И плещется теплое море.
Привет, о, привет тебе, синяя даль,
Привет тебе, ветер свободный!
Рассейте на сердце глухую печаль,
Развейте мой мрак безысходный!
О, сколько красы окружает меня!..
Как дальние горы сияют!
Как чайки в лучах золотистого дня
Над серым прибрежьем мелькают!
Теряются виллы в зеленых садах,
Откуда-то музыка льется,
Природа вокруг, как невеста в цветах,
Лазурному утру смеется…
Но что это?

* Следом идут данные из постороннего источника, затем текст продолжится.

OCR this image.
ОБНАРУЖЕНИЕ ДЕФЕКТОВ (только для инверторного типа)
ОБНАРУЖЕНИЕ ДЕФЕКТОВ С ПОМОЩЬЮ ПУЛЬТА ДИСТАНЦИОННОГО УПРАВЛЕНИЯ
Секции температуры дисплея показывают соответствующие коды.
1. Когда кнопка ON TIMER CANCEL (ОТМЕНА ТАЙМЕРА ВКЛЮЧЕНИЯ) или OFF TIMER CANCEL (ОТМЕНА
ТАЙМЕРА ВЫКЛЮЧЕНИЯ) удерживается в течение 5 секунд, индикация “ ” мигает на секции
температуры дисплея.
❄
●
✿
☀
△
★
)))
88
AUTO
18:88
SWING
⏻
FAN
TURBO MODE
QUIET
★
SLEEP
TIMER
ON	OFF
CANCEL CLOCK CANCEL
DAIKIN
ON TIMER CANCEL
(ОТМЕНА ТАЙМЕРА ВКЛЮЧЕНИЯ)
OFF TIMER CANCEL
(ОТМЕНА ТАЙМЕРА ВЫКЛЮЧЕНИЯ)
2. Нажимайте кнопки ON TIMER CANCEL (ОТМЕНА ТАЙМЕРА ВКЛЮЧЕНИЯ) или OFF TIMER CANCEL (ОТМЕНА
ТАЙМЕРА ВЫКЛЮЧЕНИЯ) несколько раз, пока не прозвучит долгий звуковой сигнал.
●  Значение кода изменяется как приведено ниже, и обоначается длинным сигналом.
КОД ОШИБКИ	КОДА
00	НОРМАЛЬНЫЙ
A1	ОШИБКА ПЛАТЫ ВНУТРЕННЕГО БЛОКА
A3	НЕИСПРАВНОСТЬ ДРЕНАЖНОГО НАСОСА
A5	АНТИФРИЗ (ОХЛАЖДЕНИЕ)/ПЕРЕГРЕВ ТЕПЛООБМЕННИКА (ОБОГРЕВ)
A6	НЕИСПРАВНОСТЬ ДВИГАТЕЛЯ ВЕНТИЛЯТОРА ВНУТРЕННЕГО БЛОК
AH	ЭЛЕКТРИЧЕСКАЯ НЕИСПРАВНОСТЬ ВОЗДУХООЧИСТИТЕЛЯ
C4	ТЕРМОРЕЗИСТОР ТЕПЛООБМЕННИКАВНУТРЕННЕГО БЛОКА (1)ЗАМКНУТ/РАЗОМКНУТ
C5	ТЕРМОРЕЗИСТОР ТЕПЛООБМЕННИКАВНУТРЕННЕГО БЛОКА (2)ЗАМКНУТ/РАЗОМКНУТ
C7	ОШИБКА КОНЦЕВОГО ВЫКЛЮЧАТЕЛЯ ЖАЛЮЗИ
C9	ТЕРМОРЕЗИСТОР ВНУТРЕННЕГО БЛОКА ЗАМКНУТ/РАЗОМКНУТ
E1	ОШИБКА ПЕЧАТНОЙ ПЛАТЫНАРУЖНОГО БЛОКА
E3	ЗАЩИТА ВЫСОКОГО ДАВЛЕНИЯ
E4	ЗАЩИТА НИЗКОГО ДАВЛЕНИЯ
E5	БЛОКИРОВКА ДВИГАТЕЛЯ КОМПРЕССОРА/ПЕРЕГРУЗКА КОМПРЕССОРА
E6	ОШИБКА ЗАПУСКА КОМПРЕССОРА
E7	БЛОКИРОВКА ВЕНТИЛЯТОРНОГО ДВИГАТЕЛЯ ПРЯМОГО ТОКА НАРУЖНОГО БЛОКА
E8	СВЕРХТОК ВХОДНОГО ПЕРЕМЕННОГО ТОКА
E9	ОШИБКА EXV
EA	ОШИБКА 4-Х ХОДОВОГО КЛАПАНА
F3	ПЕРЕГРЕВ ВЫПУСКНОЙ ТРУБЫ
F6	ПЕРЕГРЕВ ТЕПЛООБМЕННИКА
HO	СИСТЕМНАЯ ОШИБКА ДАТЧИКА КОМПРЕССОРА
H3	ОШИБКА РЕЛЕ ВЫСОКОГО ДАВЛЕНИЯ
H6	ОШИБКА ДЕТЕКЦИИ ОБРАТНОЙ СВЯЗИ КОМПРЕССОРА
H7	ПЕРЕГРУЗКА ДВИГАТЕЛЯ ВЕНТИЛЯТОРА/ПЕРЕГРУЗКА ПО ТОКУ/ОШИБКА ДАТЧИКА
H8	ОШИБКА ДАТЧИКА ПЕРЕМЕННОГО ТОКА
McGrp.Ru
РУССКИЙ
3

В свадебном хоре звучат
Иные, суровые звуки,
В них громы вражды, затаенный разлад,
Угрозы, и стоны, и муки!..
То море, то синее море поет;
Разгневано синее море!
Напев величавый растет и растет,
Как реквием в мрачном соборе!..
1885
«Это не песни – это намеки…»*
Это не песни – это намеки:
Песни невмочь мне сложить;
Некогда мне эти беглые строки
В радугу красок рядить;
Мать умирает, – дитя позабыто,
В рваных лохмотьях оно…
Лишь бы хоть как-нибудь было излито,
Чем многозвучное сердце полно!..
1885
«За что? – с безмолвною тоскою…»*
«За что?» – с безмолвною тоскою
Меня спросил твой кроткий взор,
Когда внезапно над тобою
Постыдной грянул клеветою
Врагов суровый приговор.
За то, что жизни их оковы
С себя ты сбросила, кляня;
За то, за что не любят совы
Сиянья радостного дня;
За то, что ты с душою чистой
Живешь меж мертвых и слепцов;
За то, что ты цветок душистый
В венке искусственных цветов!..
1885
«Художники ее любили воплощать…»*
Художники ее любили воплощать
В могучем образе славянки светлоокой,
Склоненною на меч, привыкший побеждать,
И с думой на челе, спокойной и высокой.
Осенена крестом, лежащим на груди,
С орлом у сильных ног и радостно сияя,
Она глядит вперед, как будто впереди
Обетованный рай сквозь сумрак прозревая.
Мне грезится она иной: томясь в цепях,
Порабощенная, несчастная Россия, –
Она не на груди несет, а на плечах
Свой крест, свой тяжкий крест, как нес его Мессия.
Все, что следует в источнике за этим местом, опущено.